The sum of the roots of the quadratic equation 3x2-9x+5=0 is.....
Answers
Answer:
3x^2 - 9x - 5 = 0. Can't be factored. Try completing the square. Divide all terms by 3.
x^2 - 3x - 5/3 = 0. Divide - 3 by 2, square it, and add it to both sides of the equation.
x^2 - 3x + (- 3/2)^2 - 5/3 = (- 3/2)^2. Square - 3/2 on both sides of the equation.
x^2 - 3x + 9/4 - 5/3 = 9/4. Add 5/3 to both sides.

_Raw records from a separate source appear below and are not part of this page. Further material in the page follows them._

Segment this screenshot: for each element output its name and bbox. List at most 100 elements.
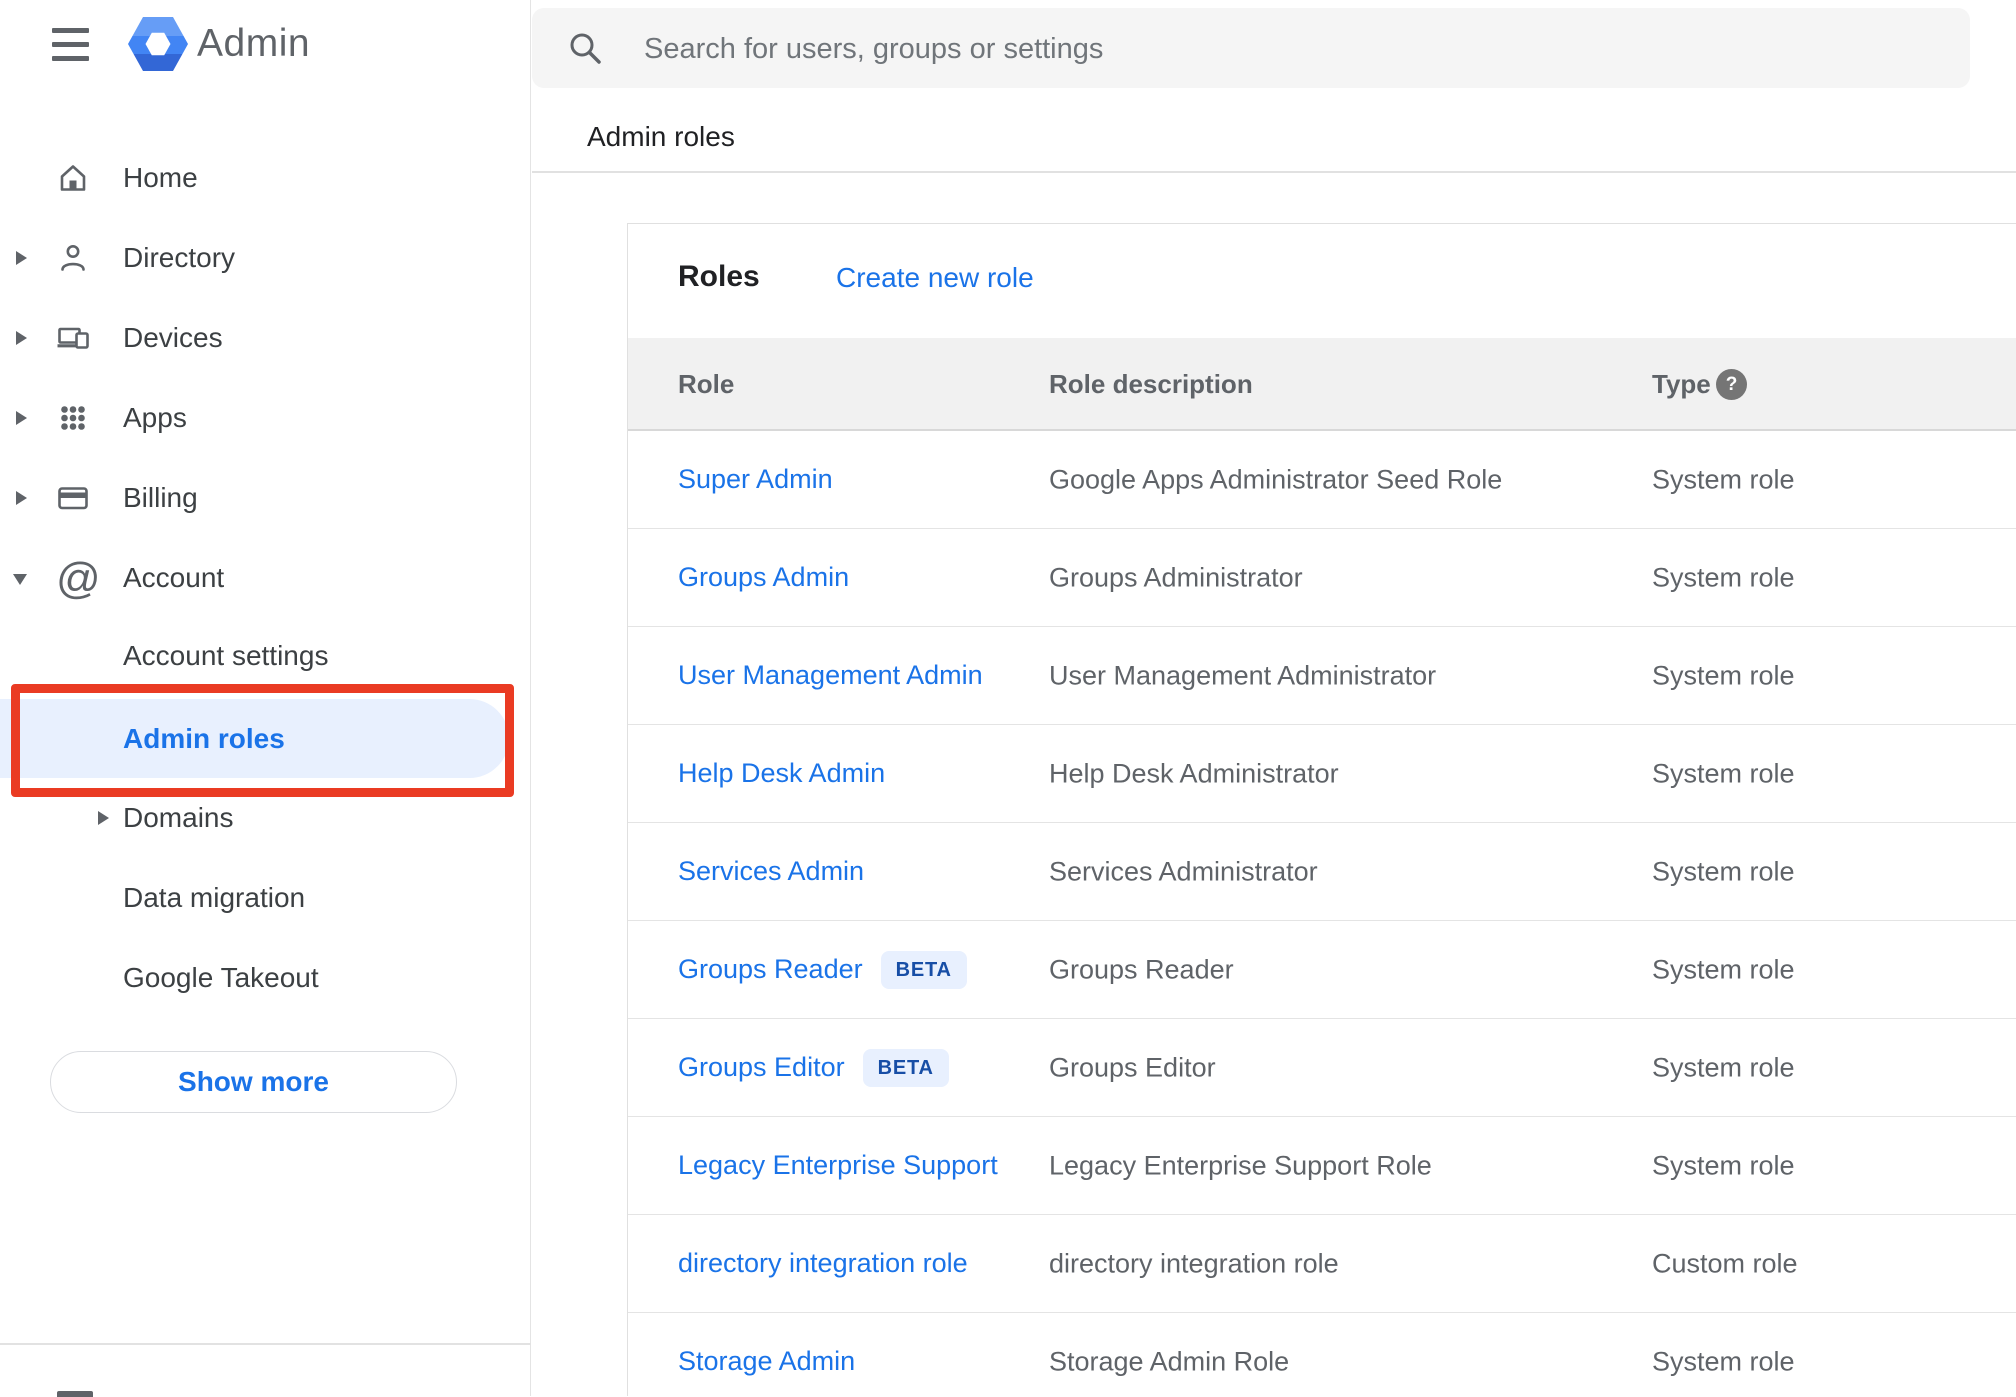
sidebar-item-account-settings[interactable]: Account settings: [0, 616, 531, 696]
sidebar-item-label: Account: [123, 562, 225, 593]
at-sign-icon: @: [56, 554, 101, 603]
role-description: directory integration role: [1049, 1248, 1339, 1278]
role-type: System role: [1652, 1052, 1795, 1082]
sidebar-item-directory[interactable]: Directory: [0, 218, 531, 298]
table-row: Super Admin Google Apps Administrator See…: [628, 431, 2016, 529]
admin-logo-text: Admin: [197, 22, 311, 65]
show-more-button[interactable]: Show more: [50, 1051, 457, 1113]
credit-card-icon: [56, 481, 90, 515]
sidebar-item-label: Billing: [123, 482, 198, 513]
beta-badge: BETA: [880, 950, 967, 989]
role-cell: Groups Reader BETA: [678, 921, 967, 1018]
table-header-row: Role Role description Type ?: [628, 338, 2016, 431]
role-link[interactable]: directory integration role: [678, 1248, 968, 1279]
role-type: Custom role: [1652, 1248, 1798, 1278]
role-cell: Groups Admin: [678, 529, 849, 626]
sidebar-item-domains[interactable]: Domains: [0, 778, 531, 858]
sidebar-bottom-divider: [0, 1343, 531, 1345]
table-row: Groups Editor BETA Groups Editor System rol…: [628, 1019, 2016, 1117]
sidebar-item-data-migration[interactable]: Data migration: [0, 858, 531, 938]
role-description: Legacy Enterprise Support Role: [1049, 1150, 1432, 1180]
sidebar-item-google-takeout[interactable]: Google Takeout: [0, 938, 531, 1018]
table-row: directory integration role directory inte…: [628, 1215, 2016, 1313]
table-row: Legacy Enterprise Support Legacy Enterpri…: [628, 1117, 2016, 1215]
card-title: Roles: [678, 260, 760, 293]
role-type: System role: [1652, 954, 1795, 984]
role-link[interactable]: Groups Editor: [678, 1052, 845, 1083]
beta-badge: BETA: [862, 1048, 949, 1087]
role-cell: User Management Admin: [678, 627, 983, 724]
table-body: Super Admin Google Apps Administrator See…: [628, 431, 2016, 1396]
apps-grid-icon: [56, 401, 90, 435]
role-description: Groups Editor: [1049, 1052, 1216, 1082]
chevron-right-icon: [16, 251, 27, 265]
show-more-label: Show more: [178, 1066, 329, 1097]
breadcrumb-divider: [532, 171, 2016, 173]
hamburger-menu-icon[interactable]: [46, 18, 96, 68]
chevron-right-icon: [16, 491, 27, 505]
person-icon: [56, 241, 90, 275]
breadcrumb: Admin roles: [587, 121, 735, 152]
sidebar-item-label: Data migration: [123, 882, 306, 913]
sidebar-item-home[interactable]: Home: [0, 138, 531, 218]
column-header-role: Role: [678, 369, 735, 399]
sidebar-item-devices[interactable]: Devices: [0, 298, 531, 378]
role-type: System role: [1652, 1150, 1795, 1180]
devices-icon: [56, 321, 90, 355]
role-cell: Storage Admin: [678, 1313, 855, 1396]
role-cell: Legacy Enterprise Support: [678, 1117, 998, 1214]
search-bar[interactable]: [532, 8, 1970, 90]
role-link[interactable]: Help Desk Admin: [678, 758, 885, 789]
search-icon: [565, 28, 605, 68]
chevron-right-icon: [98, 811, 109, 825]
role-link[interactable]: Groups Admin: [678, 562, 849, 593]
admin-logo-icon: [128, 17, 188, 71]
table-row: User Management Admin User Management Adm…: [628, 627, 2016, 725]
sidebar-item-apps[interactable]: Apps: [0, 378, 531, 458]
sidebar-item-label: Admin roles: [123, 723, 285, 754]
role-link[interactable]: Groups Reader: [678, 954, 863, 985]
create-new-role-link[interactable]: Create new role: [836, 262, 1034, 294]
role-link[interactable]: Super Admin: [678, 464, 833, 495]
role-description: Google Apps Administrator Seed Role: [1049, 464, 1503, 494]
role-description: User Management Administrator: [1049, 660, 1437, 690]
sidebar-item-label: Domains: [123, 802, 234, 833]
column-header-type: Type: [1652, 369, 1711, 399]
search-input[interactable]: [642, 8, 1926, 90]
role-description: Services Administrator: [1049, 856, 1318, 886]
column-header-role-description: Role description: [1049, 369, 1253, 399]
sidebar-item-admin-roles[interactable]: Admin roles: [0, 699, 509, 778]
role-description: Groups Reader: [1049, 954, 1234, 984]
hamburger-bar: [52, 56, 89, 61]
roles-card: Roles Create new role Role Role descript…: [627, 223, 2016, 1396]
role-type: System role: [1652, 758, 1795, 788]
table-row: Storage Admin Storage Admin Role System ro…: [628, 1313, 2016, 1396]
table-row: Groups Reader BETA Groups Reader System rol…: [628, 921, 2016, 1019]
role-type: System role: [1652, 562, 1795, 592]
role-link[interactable]: Storage Admin: [678, 1346, 855, 1377]
chevron-right-icon: [16, 411, 27, 425]
role-link[interactable]: Legacy Enterprise Support: [678, 1150, 998, 1181]
role-cell: Help Desk Admin: [678, 725, 885, 822]
role-cell: Groups Editor BETA: [678, 1019, 949, 1116]
table-row: Help Desk Admin Help Desk Administrator Sy…: [628, 725, 2016, 823]
role-type: System role: [1652, 464, 1795, 494]
home-icon: [56, 161, 90, 195]
sidebar-item-label: Directory: [123, 242, 236, 273]
sidebar-bottom-partial-icon: [57, 1391, 93, 1397]
role-type: System role: [1652, 660, 1795, 690]
table-row: Services Admin Services Administrator Syst…: [628, 823, 2016, 921]
role-description: Help Desk Administrator: [1049, 758, 1339, 788]
role-cell: Super Admin: [678, 431, 833, 528]
sidebar-item-billing[interactable]: Billing: [0, 458, 531, 538]
role-link[interactable]: Services Admin: [678, 856, 864, 887]
hamburger-bar: [52, 42, 89, 47]
role-link[interactable]: User Management Admin: [678, 660, 983, 691]
role-description: Groups Administrator: [1049, 562, 1303, 592]
sidebar: Admin Home Directory Devices Apps Billing @ Ac…: [0, 0, 531, 1397]
sidebar-item-label: Home: [123, 162, 198, 193]
help-icon[interactable]: ?: [1716, 369, 1747, 400]
sidebar-item-label: Devices: [123, 322, 223, 353]
sidebar-item-account[interactable]: @ Account: [0, 538, 531, 618]
role-type: System role: [1652, 1346, 1795, 1376]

x^2 - 3x + 9/4 = 9/4 + 5/3. Find a common denominator on the right side which is 12 and change the fractions to twelveths.
x^2 - 3x + 9/4 = 27/12 + 20/12. Combine the fractions on the right side.
x^2 - 3x + 9/4 = 47/12. Factor the left side.
(x - 3/2)(x - 3/2) = 47/12.
(x - 3/2)^2 = 47/12. Take the square root of both sides.
x - 3/2 = +/- sq rt(47/12). Add 3/2 to both sides.
x = 3/2 +/- sq rt(47/12). Two answers.
x = 3/2 + sq rt(47/12). One Answer.
x = 3/2 - sq rt(47/12). The other Answer.
You could also use the Quadratic Equation to solve it. a = 3, b = - 9 and c = - 5.